Clarissa Hughes

Hope and Courage Conquers Mountains

A miracle is happening in the settlement of Groenfontein, in the southern Cape of South Africa.  Set against the backdrop of the forbidding Swartberg range, the courage of this small community is literally, and figuratively, climbing mountains.

Eleven years ago the Calitz family arrived with the intention of raising their young family in rural freshness. They soon realised that the reality of life for the people of the valley was completely out of synch with this dream. “Maid, Spade or Fade,” is how Erika Calitz describes the opportunities available for locals. Combined with the emotional legacy of apartheid, these limitations rendered feelings of futility and inadequacy among the inhabitants. As a result dysfunctional behaviour flourished.

It all began with a boy named Alfonso.

Alfonso was a loiterer. He hung around the farm watching the family’s every move. As time went by the Calitzes became accustomed to his habitutal presence, until one day the police arrived looking for him. The result: Alfonso was placed with the Calitz family as an alternative to going to juvenile prison. During the three years he lived with them, he went back to school, became a prefect and was much loved by fellow students and teachers. Since then Alfonso has flourished into a fine young man.

Alfonso set the stage. Over the years other youngsters have lived with the Calitz family, either voluntarily or placed with them through social welfare or the correctional services.

Understanding the desperate need for emotional anchorage, the Calitzes started holding casual meetings on Wednesday nights for the youth of the valley. They sat on the floor of their living room, shared stories, listened to music and sometimes watched inspiring movies – Forrest Gump was a favourite. Soon many parents started joining, and eventually, singing and praying also became part of the evening’s format.

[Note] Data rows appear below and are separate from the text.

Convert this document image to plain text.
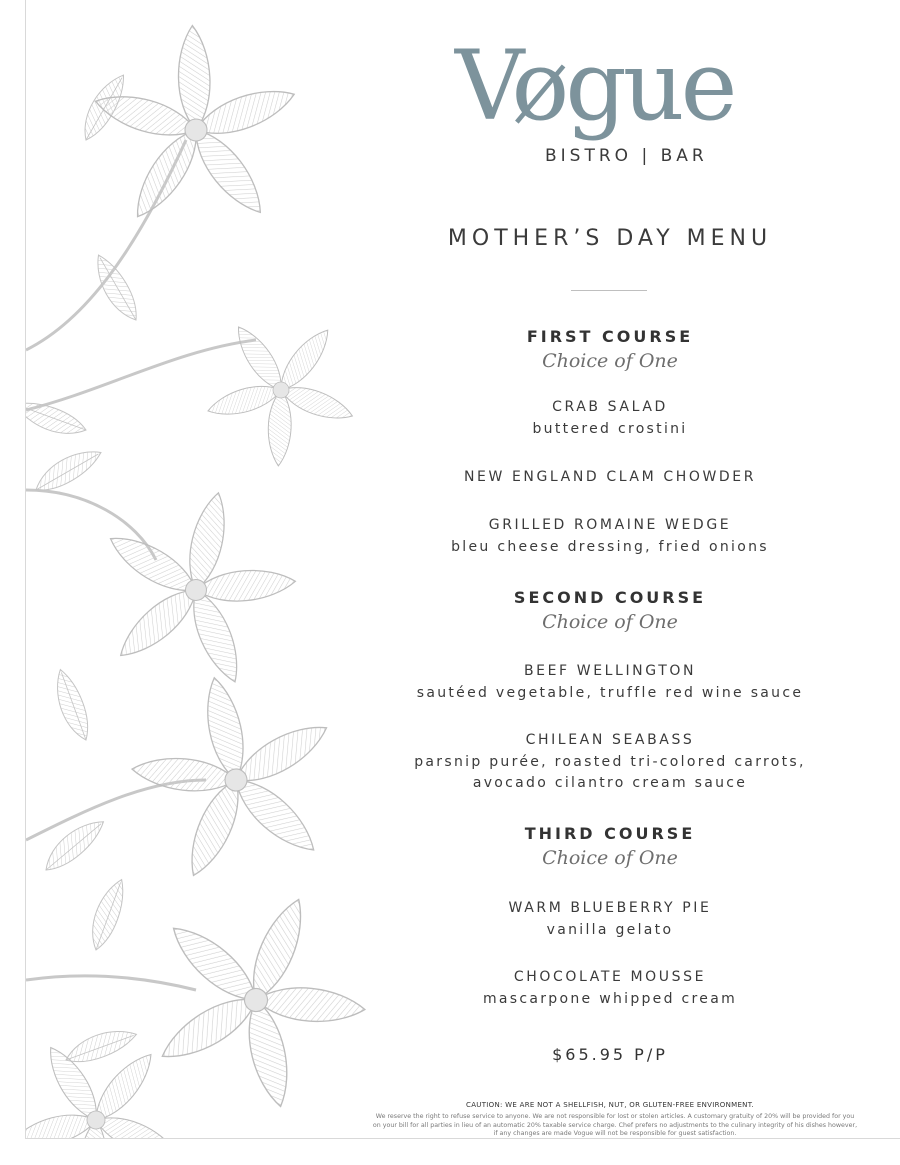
Vøgue

BISTRO | BAR

MOTHER’S DAY MENU

FIRST COURSE

Choice of One

CRAB SALAD

buttered crostini

NEW ENGLAND CLAM CHOWDER

GRILLED ROMAINE WEDGE

bleu cheese dressing, fried onions

SECOND COURSE

Choice of One

BEEF WELLINGTON

sautéed vegetable, truffle red wine sauce

CHILEAN SEABASS

parsnip purée, roasted tri-colored carrots,

avocado cilantro cream sauce

THIRD COURSE

Choice of One

WARM BLUEBERRY PIE

vanilla gelato

CHOCOLATE MOUSSE

mascarpone whipped cream

$65.95 P/P

CAUTION: WE ARE NOT A SHELLFISH, NUT, OR GLUTEN-FREE ENVIRONMENT.

We reserve the right to refuse service to anyone. We are not responsible for lost or stolen articles. A customary gratuity of 20% will be provided for you on your bill for all parties in lieu of an automatic 20% taxable service charge. Chef prefers no adjustments to the culinary integrity of his dishes however, if any changes are made Vogue will not be responsible for guest satisfaction.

But the Wednesday meetings weren’t enough. To give these kids a real chance hope was needed. Thus the idea of a guided hiking trail over the massive and daunting Swartberg was born. At an average of over 2,000m high the range is a fitting symbol for the emotional mountains these youngsters take on.

Amidst much scepticism and downright obstructionism – “we survived death threats, stones lobbed at our cars, offensive and abusive language” – the Donkey Trail started in 2008. It’s a two day hike into a remote valley called Gamkaskloof.   All the male staff are local. From camp hands to donkey trainers, lead guides to donkey operators they’ve all attended, at one time or another, the Wednesday meetings at the Calitz home.

The obvious attractions of the trail (a world biodiversity hotspot, spectacular scenery and quirky history) ensure a steady stream of travellers, yet it is the palliative effect on damaged psyches that charms those who delve deeper. To hear a stutter of uncertainty turn into a clear, confident reply in just two days is heartwarming. “It’s rehab for my body, mind and soul,” explains Franklin Dido, a guide.

Moreover, this is a world class tourism experience. Attention to detail merges with thorough training and excellent equipment to ensure a high level of safety and enjoyment. It’s an example of empowerment tourism that really works.

There have been many challenges of course, but the lads are now looking beyond tomorrow, into a deeper brighter future. Interests in studying nature conservation, ornithology and rock art have been expressed, as has the wish to learn more about business management and tent and tack making.

As Erika Calitz says, “We cannot take our guides to the world, but we are bringing the world to them.” Each trail, each interaction, no matter how compassionate or difficult the guest might be, is a valuable lesson in the personal journeys of these young men.